India-made iPhones now sold in Europe

Gulveen Aulakh for The Economic Times:

“Apple has started to export iPhones to some European markets from India, three people aware of the development said, a move that boosts the government’s Make in India plan and is another step in the iconic smartphone company’s efforts of making India an export hub.

“The Cupertino-headquartered company’s contract manufacturer Wistron Corp’s India arm, which first started assembling iPhones in the country back in 2016, has become the first of Apple’s contract makers to export the smartphones from its facility in Bengaluru.

“iPhone 6s and iPhone 7 are being exported in quantities of under 100,000 units a month,” said Neil Shah, research director at Counterpoint Research, citing export data that the firm tracks.”

We know Apple takes India seriously, and while we recently learned iPhone sales there are slow, we’ve also seen reports claiming Apple hopes to open its own retail stores there as soon as this year.

MacDailyNews Take: If Apple can find ways to stimulate consumer demand in India for iPhones, it could create another vibrant market – but it faces huge competition from cheap Android devices.

10 Comments

  1. How can Apple possibly beat low-cost Android smartphones with iPhones? People are out to save money, and think of little beyond that. They’re not going to buy iPhones based on claims of privacy or security. No matter how hard I think about it, I don’t see any way Apple can sell more iPhones in emerging nations. Most consumers are only going to buy smartphones below $200. If Apple wants to make more revenue, they better find some other business apart from selling iPhones.

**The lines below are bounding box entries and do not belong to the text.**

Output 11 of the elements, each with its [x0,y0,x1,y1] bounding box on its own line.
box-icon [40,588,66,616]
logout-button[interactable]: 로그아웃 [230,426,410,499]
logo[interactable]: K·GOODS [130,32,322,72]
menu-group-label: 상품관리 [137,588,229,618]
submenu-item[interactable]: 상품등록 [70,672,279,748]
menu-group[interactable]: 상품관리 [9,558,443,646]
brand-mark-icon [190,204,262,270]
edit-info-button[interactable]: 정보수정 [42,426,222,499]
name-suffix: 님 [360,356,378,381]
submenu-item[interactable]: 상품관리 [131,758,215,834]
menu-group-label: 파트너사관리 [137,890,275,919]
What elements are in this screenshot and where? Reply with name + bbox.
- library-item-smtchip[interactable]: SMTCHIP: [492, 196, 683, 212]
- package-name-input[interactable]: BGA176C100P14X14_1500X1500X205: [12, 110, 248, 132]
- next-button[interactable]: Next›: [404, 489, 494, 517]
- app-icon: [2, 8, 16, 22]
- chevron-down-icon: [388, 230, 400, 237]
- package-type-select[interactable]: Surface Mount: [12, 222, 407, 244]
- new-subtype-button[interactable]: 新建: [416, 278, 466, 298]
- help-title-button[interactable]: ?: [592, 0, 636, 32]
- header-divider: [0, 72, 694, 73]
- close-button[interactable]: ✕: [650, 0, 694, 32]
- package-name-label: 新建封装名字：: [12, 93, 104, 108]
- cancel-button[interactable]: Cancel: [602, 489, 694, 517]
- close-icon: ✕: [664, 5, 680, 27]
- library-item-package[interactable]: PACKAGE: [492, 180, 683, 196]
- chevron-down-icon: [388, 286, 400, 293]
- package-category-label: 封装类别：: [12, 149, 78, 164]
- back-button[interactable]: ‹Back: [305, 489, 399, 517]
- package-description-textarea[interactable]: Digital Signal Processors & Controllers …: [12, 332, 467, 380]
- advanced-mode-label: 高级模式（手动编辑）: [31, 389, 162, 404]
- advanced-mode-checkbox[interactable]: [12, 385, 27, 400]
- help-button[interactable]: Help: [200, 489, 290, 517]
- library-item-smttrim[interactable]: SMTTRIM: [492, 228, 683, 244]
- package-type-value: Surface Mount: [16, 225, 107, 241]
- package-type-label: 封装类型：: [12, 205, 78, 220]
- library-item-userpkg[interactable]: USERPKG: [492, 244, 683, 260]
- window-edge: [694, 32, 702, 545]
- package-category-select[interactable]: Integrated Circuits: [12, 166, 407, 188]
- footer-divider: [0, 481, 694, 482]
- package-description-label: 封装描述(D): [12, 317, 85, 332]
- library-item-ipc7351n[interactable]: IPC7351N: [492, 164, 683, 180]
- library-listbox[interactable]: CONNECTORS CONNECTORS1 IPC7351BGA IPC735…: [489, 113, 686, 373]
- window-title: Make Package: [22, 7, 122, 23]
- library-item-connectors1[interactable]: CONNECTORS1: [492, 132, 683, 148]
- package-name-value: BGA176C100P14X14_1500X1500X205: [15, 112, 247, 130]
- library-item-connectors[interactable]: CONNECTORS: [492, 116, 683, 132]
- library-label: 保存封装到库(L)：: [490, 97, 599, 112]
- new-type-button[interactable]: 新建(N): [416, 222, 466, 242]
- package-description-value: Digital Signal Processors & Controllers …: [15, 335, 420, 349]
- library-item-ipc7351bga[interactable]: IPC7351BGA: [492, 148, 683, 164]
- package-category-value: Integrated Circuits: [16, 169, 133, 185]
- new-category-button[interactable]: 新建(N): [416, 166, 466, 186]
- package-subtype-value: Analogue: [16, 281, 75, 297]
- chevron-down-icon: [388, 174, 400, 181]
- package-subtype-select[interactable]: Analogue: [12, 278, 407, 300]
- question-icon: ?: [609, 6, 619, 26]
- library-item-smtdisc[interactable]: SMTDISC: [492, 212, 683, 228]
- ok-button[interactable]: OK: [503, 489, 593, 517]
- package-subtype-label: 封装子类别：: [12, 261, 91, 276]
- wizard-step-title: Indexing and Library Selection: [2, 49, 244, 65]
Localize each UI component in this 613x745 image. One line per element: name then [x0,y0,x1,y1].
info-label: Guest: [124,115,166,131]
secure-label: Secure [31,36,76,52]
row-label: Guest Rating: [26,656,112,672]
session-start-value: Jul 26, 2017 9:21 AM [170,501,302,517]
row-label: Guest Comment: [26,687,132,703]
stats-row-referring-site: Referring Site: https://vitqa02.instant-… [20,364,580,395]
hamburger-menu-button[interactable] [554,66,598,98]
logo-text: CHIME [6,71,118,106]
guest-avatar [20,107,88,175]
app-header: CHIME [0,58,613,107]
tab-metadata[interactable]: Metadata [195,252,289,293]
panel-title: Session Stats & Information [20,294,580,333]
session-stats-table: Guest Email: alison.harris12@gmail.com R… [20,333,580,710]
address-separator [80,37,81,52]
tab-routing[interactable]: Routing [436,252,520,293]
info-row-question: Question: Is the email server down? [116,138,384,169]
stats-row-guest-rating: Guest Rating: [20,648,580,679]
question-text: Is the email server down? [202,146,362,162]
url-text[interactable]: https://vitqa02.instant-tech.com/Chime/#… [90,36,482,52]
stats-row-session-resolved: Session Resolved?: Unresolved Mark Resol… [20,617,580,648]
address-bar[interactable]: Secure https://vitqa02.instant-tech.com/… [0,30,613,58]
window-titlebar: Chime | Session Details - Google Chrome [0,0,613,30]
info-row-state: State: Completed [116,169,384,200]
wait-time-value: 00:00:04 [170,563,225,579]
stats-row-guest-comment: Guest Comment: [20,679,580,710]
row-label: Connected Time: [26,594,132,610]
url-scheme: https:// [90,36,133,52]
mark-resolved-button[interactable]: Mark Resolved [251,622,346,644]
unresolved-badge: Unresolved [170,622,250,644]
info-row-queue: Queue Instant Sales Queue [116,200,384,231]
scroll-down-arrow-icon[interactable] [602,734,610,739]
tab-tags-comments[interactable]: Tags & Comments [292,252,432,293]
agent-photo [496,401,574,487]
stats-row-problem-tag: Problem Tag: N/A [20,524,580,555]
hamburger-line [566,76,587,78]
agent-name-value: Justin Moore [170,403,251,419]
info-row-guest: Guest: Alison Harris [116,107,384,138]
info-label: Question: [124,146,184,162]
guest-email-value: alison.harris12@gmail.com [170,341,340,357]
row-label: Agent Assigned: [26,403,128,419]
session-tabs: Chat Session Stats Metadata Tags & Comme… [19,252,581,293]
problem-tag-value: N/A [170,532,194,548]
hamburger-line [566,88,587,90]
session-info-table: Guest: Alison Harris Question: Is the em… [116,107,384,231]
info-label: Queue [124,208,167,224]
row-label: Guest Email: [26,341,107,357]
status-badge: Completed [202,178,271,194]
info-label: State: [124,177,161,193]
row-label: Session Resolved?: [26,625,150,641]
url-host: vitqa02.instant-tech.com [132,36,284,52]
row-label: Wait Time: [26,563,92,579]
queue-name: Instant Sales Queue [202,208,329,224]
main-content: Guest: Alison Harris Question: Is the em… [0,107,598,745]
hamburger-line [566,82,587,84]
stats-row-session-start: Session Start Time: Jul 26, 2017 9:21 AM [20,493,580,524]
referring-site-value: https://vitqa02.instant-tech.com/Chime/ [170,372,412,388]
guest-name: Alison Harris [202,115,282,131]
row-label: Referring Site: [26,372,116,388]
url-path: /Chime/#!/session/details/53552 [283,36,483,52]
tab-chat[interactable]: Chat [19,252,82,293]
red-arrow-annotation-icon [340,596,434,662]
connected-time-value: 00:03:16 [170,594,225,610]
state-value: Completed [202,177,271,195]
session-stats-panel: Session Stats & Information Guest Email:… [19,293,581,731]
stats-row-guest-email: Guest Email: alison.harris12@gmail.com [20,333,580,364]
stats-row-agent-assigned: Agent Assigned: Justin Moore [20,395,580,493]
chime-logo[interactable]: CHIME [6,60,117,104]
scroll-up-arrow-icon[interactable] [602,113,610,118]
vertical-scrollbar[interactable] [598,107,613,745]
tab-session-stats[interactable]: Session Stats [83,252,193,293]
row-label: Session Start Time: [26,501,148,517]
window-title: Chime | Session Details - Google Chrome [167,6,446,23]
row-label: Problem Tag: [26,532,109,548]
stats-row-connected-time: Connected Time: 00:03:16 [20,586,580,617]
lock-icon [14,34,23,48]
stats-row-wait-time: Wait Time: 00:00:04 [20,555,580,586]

    Microsoft is being predicted to have unlimited growth while Apple has hit a solid wall of no-growth or negative growth. Apple needs to completely rethink its future plans for becoming a growth company.

      1. The problem with the Services business model is that one only sells to you existing customers, which means that if there’s no growth in the customer base, then growth is limited to selling more to the existing customer pool.

        And one of the slight-of-hand things that Apple is currently doing with their books is that some of the hardware sales revenue is being internally apportioned over to the Services that are nominally free on that device. As such, they can automatically (and basically invisibility) change that internal “services tax” number on their hardware to create whatever “growth in services” report that they want.

  2. Three benefits to Apple: it allows them to sell new/refurbished ‘cheap’ phones (eg SE), make up for any losses via the App Store Games/iTunes movies and gain a wealth of iOS developers.

  3. Bottom line there are many people who can’t afford apples tax. It’s just that simple. What good is even thinking about Apples technology is they can’t afford it the phones have gotten too expensive and, they are overpriced and not worth the money

    1. Everybody said that Chinese customers would never buy iPhones a few years back. The thing is, when a country has a billion people, there are 10 million in the top 1%. The top half has far more members than the population of North America.